По свидетельству Сергеева-Ценского, который присутствовал на юбилее «Нового мира», праздновавшемся в декабре 34-го года, и рассказал мне о нем, Калинин, приветствуя «юбиляра», рубанул с плеча: куда, мол, Ивану Михайловичу до Вячеслава Павловича![58]
Вот это был редактор!Как бы то ни было, по народному выражению, Бог прибрал Полонского вовремя. До революции Полонский был меньшевиком. Во время гражданской войны заведовал литературно-издательским отделом Политического управления Красной Армии, попросту говоря, служил у Троцкого, хотя потом к троцкистской оппозиции официально не примкнул. В литературе разделял взгляды Троцкого и Воронского. В своей второй речи на дискуссии 31-го года он сам же об этом напомнил: «Как квалифицировал ЦК позицию Троцкого, Воронского и мою? Как капитулянтскую». Самое же главное, он напечатал «Повесть непогашенной луны». В 37-м году одного этого было более чем достаточно, чтобы его расстрелять.
С Полонским у меня была одна-единственная встреча. Воронского я не видел ни разу. Но внутренний его облик с годами вырисовывался передо мной явственно.
На примере Воронского, пожалуй, легче, чем на чьем-либо еще, проследить духовный путь русского интеллигента – поначалу убежденного большевика.
Писательница Елена Михайловна Тагер незадолго до гибели Воронского в беседе со мной отозвалась о нем так:
– Александр Константинович – аввакумовского духа человек.
Это преувеличение. Аввакумовского неугасимого фанатизма Воронений не обнаружил: в конце концов он вышел из строя. Но в стан врагов не перешел.
Еще в Перемышле, читая статьи Воронского в «Красной нови», я подпал под его обаяние, Воронский, в отличие от большинства советских «крытиков», не был ни громилой, ни митинговым горланом. Он был настоящим критиком, критиком по призванию, хотя и стреноженным партийными путами, хотя в голосе его, бывало, нет-нет да и прозвучит властная нотка пусть мягкого, но все же начальника над писателями. Сперва он гордился тем, что на ногах у него путы, потом они стали тяготить его. Повелительные интонации исчезли.
В статьях Воронского чувствовалась любовь к литературе, и выражал он эту любовь свежими словами. Краски на иных из написанных им литературных портретов до сих пор не пожухли.
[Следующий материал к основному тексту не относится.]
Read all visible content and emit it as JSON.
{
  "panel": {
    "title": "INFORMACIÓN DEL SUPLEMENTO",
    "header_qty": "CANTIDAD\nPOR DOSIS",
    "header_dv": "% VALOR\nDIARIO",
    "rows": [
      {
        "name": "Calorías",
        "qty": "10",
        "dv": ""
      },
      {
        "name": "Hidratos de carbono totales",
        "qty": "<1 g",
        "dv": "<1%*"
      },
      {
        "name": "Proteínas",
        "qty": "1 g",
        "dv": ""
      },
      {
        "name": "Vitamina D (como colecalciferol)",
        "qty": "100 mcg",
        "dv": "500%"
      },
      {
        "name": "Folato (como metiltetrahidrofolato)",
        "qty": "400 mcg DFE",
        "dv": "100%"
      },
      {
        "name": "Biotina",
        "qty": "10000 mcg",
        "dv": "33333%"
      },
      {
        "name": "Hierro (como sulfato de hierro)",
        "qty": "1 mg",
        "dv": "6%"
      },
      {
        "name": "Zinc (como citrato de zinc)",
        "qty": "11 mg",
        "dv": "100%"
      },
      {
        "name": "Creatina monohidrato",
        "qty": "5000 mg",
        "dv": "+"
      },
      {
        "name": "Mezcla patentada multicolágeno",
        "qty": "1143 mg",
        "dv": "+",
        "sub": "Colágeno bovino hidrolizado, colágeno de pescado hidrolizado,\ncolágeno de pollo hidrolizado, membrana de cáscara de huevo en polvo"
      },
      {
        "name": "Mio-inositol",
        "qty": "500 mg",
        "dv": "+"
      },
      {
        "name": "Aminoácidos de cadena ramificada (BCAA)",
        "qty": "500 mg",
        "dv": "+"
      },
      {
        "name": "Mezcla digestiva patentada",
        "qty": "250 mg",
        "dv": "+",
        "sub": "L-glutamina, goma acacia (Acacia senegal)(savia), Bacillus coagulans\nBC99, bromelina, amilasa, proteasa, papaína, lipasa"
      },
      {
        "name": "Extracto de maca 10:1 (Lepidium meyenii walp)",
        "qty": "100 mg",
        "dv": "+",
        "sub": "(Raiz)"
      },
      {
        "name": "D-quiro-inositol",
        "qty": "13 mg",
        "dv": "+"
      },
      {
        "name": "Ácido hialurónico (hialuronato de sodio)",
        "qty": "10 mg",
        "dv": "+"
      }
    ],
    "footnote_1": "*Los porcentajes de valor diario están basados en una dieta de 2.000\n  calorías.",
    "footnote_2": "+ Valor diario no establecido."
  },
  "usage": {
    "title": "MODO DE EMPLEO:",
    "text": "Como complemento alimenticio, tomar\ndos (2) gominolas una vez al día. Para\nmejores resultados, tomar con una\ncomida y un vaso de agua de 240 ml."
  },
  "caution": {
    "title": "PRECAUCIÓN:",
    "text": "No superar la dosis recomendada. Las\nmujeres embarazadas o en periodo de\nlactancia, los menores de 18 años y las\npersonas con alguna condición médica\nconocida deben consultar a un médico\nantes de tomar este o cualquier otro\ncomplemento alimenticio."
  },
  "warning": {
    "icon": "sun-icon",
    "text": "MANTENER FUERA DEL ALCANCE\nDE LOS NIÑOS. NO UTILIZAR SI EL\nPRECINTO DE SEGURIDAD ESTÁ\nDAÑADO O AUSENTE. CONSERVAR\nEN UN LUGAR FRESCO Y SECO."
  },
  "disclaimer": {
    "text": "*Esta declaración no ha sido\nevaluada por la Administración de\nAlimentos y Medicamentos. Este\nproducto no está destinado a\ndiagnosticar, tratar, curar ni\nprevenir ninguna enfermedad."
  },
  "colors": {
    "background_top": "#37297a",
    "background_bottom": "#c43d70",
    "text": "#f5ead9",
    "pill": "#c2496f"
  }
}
Сущность Андрея Белого-прозаика сжато и очень верно определена Воронским с помощью метафоры самого Белого: «Мраморный гром». Так Воронений озаглавил свою статью об авторе «Петербурга».
Мне нравились прозаики и поэты, которые нравились Воронскому: Сергей Есенин, Алексей Толстой, Сергей Клычков, Всеволод Иванов, Борис Пильняк, Артем Веселый. Меня трогала та нежность, какую проявлял Воронений к Есенину. Я был всецело на стороне Воронского, когда он защищал Есенина от Бухарина, нападавшего после смерти поэта не столько на «есенинщину», сколько на самого Есенина, которого он изображал певцом хулиганства.
Воронский держал курс на писательскую интеллигенцию – старую и молодую. Это укрепляло мои симпатии к нему. Книги так называемых «пролетарских» писателей – при всем моем тогдашнем интересе к литературной современности – вываливались у меня из рук. Воронский «недооценил» Серафимовича. Я «Железный поток» не дочитал – меня затошнило от стилистической безвкусицы автора. Воронский «недооценил» Фурманова. Я не смог дочитать «Мятеж» – мне было до того скучно, что однажды я над ним заснул. Я восторгался меткостью ударов, какие наносил Воронский шайке напостовских и налитпостовских бандюг. Главным образом за то, что Воронский защищал от них литературу, у него и отняли в 27-м году им же созданный с благословения Ленина журнал «Красная новь».